Want to admit that the child, different than pictured, not the door, the stork, and that to be born has fried his body and threatened his life?

we Want to think of that treats it as a maid with no salary, that she is forced to love him, and poop included, while he, the ingrate, the nibbles rabid the swollen breasts of milk, calls for its continued presence after the spring like you do with a lemon?

Also, nothing of the mother remains inviolate, not c’è a space, physical or mental, that the son may not make “iron and fire”, understanding the secrets. Without considering that cheating on you with the nanny, makes faces at his dad, skip, and ignorerà until the old age of his tremendous sacrifices, and in più the collection becauseé the growing turns away from his loving power, and becauseé he does not può tolerate her hate, and she must do everything to control it and repress it, without succumbing to the desire to hurt him.

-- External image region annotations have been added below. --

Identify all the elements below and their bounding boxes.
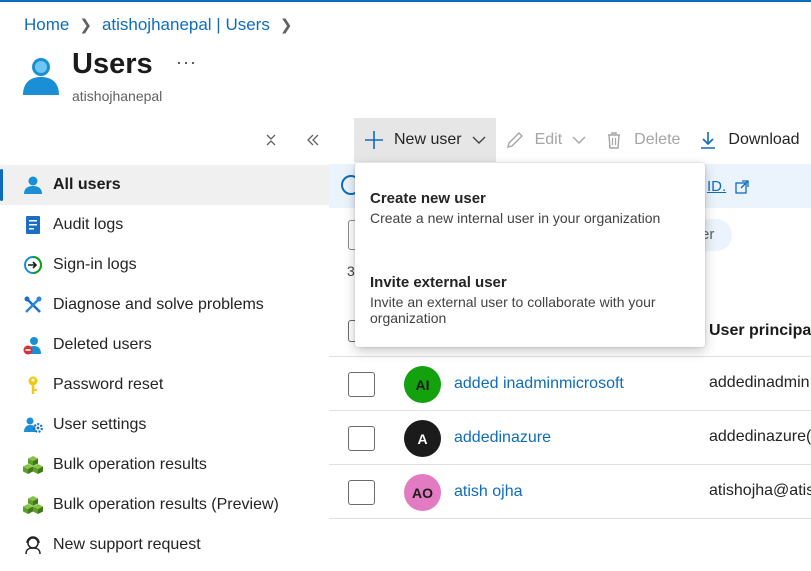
sidebar-item-label: Diagnose and solve problems (53, 296, 264, 313)
collapse-icon[interactable] (263, 132, 279, 148)
double-chevron-left-icon[interactable] (305, 132, 321, 148)
sidebar-item-label: User settings (53, 416, 147, 433)
avatar: AO (404, 474, 441, 511)
pencil-icon (505, 130, 525, 150)
avatar: A (404, 420, 441, 457)
key-icon (23, 375, 43, 395)
menu-item-title: Invite external user (370, 274, 507, 291)
download-icon (698, 130, 718, 150)
more-options-icon[interactable]: ··· (176, 52, 197, 73)
delete-button[interactable]: Delete (595, 118, 689, 162)
row-checkbox[interactable] (348, 480, 375, 505)
sidebar-item-label: Audit logs (53, 216, 124, 233)
edit-button[interactable]: Edit (496, 118, 596, 162)
user-icon (23, 175, 43, 195)
sidebar-item-label: All users (53, 176, 121, 193)
sidebar-item-password-reset[interactable]: Password reset (0, 365, 329, 405)
user-count: 3 (347, 263, 355, 279)
sidebar-item-label: Bulk operation results (53, 456, 207, 473)
sidebar-item-diagnose[interactable]: Diagnose and solve problems (0, 285, 329, 325)
user-principal-name: addedinazure( (709, 428, 811, 445)
sidebar-item-deleted-users[interactable]: Deleted users (0, 325, 329, 365)
sidebar-item-bulk-results-preview[interactable]: Bulk operation results (Preview) (0, 485, 329, 525)
breadcrumb: Home ❯ atishojhanepal | Users ❯ (24, 15, 302, 35)
row-checkbox[interactable] (348, 372, 375, 397)
edit-label: Edit (534, 131, 563, 148)
menu-item-create-new-user[interactable]: Create new user Create a new internal us… (370, 190, 690, 226)
sidebar-item-label: Deleted users (53, 336, 152, 353)
support-icon (23, 535, 43, 555)
toolbar: New user Edit Delete Download (354, 118, 809, 162)
chevron-right-icon: ❯ (79, 17, 92, 34)
users-page-icon (23, 58, 59, 95)
user-principal-name: addedinadmin (709, 374, 810, 391)
learn-more-link[interactable]: ID. (707, 178, 726, 195)
sidebar-item-bulk-results[interactable]: Bulk operation results (0, 445, 329, 485)
user-name-link[interactable]: atish ojha (454, 483, 523, 501)
delete-label: Delete (634, 131, 681, 148)
download-button[interactable]: Download (689, 118, 808, 162)
sidebar-item-support-request[interactable]: New support request (0, 525, 329, 565)
sidebar-item-label: Sign-in logs (53, 256, 137, 273)
sidebar-item-all-users[interactable]: All users (0, 165, 329, 205)
sidebar-item-user-settings[interactable]: User settings (0, 405, 329, 445)
wrench-icon (23, 295, 43, 315)
download-label: Download (728, 131, 800, 148)
menu-item-title: Create new user (370, 190, 486, 207)
menu-item-description: Invite an external user to collaborate w… (370, 294, 656, 326)
cubes-icon (23, 455, 43, 475)
user-settings-icon (23, 415, 43, 435)
plus-icon (364, 130, 384, 150)
avatar: AI (404, 366, 441, 403)
breadcrumb-tenant[interactable]: atishojhanepal | Users (102, 15, 270, 35)
trash-icon (604, 130, 624, 150)
audit-log-icon (23, 215, 43, 235)
sidebar-item-label: Bulk operation results (Preview) (53, 496, 279, 513)
sidebar-item-label: New support request (53, 536, 201, 553)
user-name-link[interactable]: addedinazure (454, 429, 551, 447)
sidebar-item-audit-logs[interactable]: Audit logs (0, 205, 329, 245)
chevron-down-icon (472, 135, 486, 145)
new-user-button[interactable]: New user (354, 118, 496, 162)
deleted-user-icon (23, 335, 43, 355)
page-title: Users (72, 48, 153, 80)
cubes-icon (23, 495, 43, 515)
sidebar-item-label: Password reset (53, 376, 164, 393)
new-user-label: New user (394, 131, 462, 148)
user-principal-name: atishojha@atis (709, 482, 811, 499)
menu-item-invite-external-user[interactable]: Invite external user Invite an external … (370, 274, 690, 326)
sidebar: All users Audit logs Sign-in logs Diagno… (0, 165, 329, 565)
user-name-link[interactable]: added inadminmicrosoft (454, 375, 624, 393)
breadcrumb-home[interactable]: Home (24, 15, 69, 35)
chevron-right-icon: ❯ (279, 17, 293, 34)
upn-column-header[interactable]: User principal (709, 322, 811, 340)
table-row[interactable]: AO atish ojha atishojha@atis (329, 466, 811, 519)
row-checkbox[interactable] (348, 426, 375, 451)
chevron-down-icon (572, 135, 586, 145)
table-row[interactable]: AI added inadminmicrosoft addedinadmin (329, 358, 811, 411)
table-row[interactable]: A addedinazure addedinazure( (329, 412, 811, 465)
menu-item-description: Create a new internal user in your organ… (370, 210, 661, 226)
external-link-icon[interactable] (735, 180, 749, 194)
sign-in-icon (23, 255, 43, 275)
sidebar-item-sign-in-logs[interactable]: Sign-in logs (0, 245, 329, 285)
page-subtitle: atishojhanepal (72, 88, 163, 104)
new-user-menu: Create new user Create a new internal us… (355, 163, 705, 347)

The mother is grossly used, concluded Winnicott, his reservoir of energy found, forced and emptied with the stubborn regularityà from the children that go their way and complain. Not c’è pietà, not a thank you explicitly the ways of the midst are excluded, becauseé the main task of the small child is to survive.

And, therefore, the children will continue to be a nuisance. the Forò a solution, the socratic Winnicott had identified in the fact that the mothers need to “tell”, “share” their tribulations, while they are living.

“A word at the appropriate time does justice to all the grievances, he wrote, I am convinced, to put it in practical terms, it is useful to touch with the hand to the mothers of their grievances, the più bitter”. Share the job of the mother to lift the blanket of solitude allows the mother the same, not più idealized, “to hate her child, never make them pay” (Winnicott).

contact us for advice, put in common by anonymous, the thorns of the maternityà to render them harmless and enjoy it on the più possible.

Manuela Trinci – Thanks to the kind permission of the author.

Per approfondire:

    the

  • post-natal Depression: it strikes fathers, too, più at risk unemployed people
  • the

  • After the birth, at home with the child.